EU customers should order from their local retailers whenever possible. For example on Amazon UK, the book is list priced by our UK arm at £33.99 and discounted to £16.98
http://www.amazon.co.uk/Professional-ASP-NET-3-5-C-VB/dp/0470187573.
UK delivery is free, I'm sure there's a delivery charge to Portugal but I'd think the import cost to another EU country from UK would be lower if anything.
People buy the giant books because they see how big they are and assume they are jam packed with information. And then they realize all that information is more easily obtained on the internet and decide computer books are useless. And then publishers wonder why the computer book industry is dying...

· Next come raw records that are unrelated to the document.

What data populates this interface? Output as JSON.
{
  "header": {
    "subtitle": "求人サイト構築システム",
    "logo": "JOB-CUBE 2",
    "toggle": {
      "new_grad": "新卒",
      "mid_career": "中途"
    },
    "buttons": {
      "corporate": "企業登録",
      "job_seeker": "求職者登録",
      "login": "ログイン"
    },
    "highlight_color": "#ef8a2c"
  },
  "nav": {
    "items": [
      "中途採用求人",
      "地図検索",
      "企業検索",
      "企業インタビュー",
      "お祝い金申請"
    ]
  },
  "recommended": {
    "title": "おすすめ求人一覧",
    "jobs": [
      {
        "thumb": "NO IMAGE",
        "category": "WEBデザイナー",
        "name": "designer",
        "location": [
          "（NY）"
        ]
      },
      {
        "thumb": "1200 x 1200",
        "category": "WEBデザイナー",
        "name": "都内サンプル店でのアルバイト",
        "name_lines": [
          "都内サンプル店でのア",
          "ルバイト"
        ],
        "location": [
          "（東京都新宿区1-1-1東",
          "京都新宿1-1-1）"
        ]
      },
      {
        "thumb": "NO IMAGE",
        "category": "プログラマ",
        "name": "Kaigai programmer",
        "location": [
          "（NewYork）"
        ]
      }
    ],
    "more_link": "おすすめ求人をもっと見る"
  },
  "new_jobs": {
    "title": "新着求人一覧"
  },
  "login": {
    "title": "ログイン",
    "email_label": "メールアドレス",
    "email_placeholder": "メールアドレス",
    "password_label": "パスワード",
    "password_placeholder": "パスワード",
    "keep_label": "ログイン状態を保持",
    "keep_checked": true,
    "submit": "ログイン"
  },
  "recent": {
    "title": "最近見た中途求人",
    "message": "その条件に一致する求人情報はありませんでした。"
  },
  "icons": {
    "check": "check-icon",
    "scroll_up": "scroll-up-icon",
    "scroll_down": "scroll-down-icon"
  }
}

Shorter, readable books might, ultimately, sell better. One of my favorite Computer Books is the C++ Programmers Handbook by Kalev. 300 pages, short enough I can whip through it once a year and refresh my mind on C++ minutiae I may have forgotten. All the long reference-y books I chucked in the dumpster once I realized I never, ever used them.
Ah well.
Er, but again, I'm sure this is a fine book and the exception to the rule.
You're assuming that the internet reference articles has already put all these new technologies into context, checked, doublechecked and talked to the product teams about the right way to do things. That's where the work in a book like this goes. We might spend 2 weeks vetting a code sample to make sure it's the correct way to be thinking about a new technology, and we do that by talking to PMs, coders, testers, MVPs, managers, whoever was involved in that tech (and it's usually a lot of people.)
Just my 2 bytes.
I almost purchased your book last month (2.0 version of this upcoming book) until I heard about the release of this book. I have a question regarding this book.
Is this new book going to be pretty similar with the previous book except with the addition of 3.5 technology...or is it worth getting the 2.0 book still along with this book? I like the previous version of this book from reading a few short pages but I wanted to know if this new edition will satisfy both. Thanks.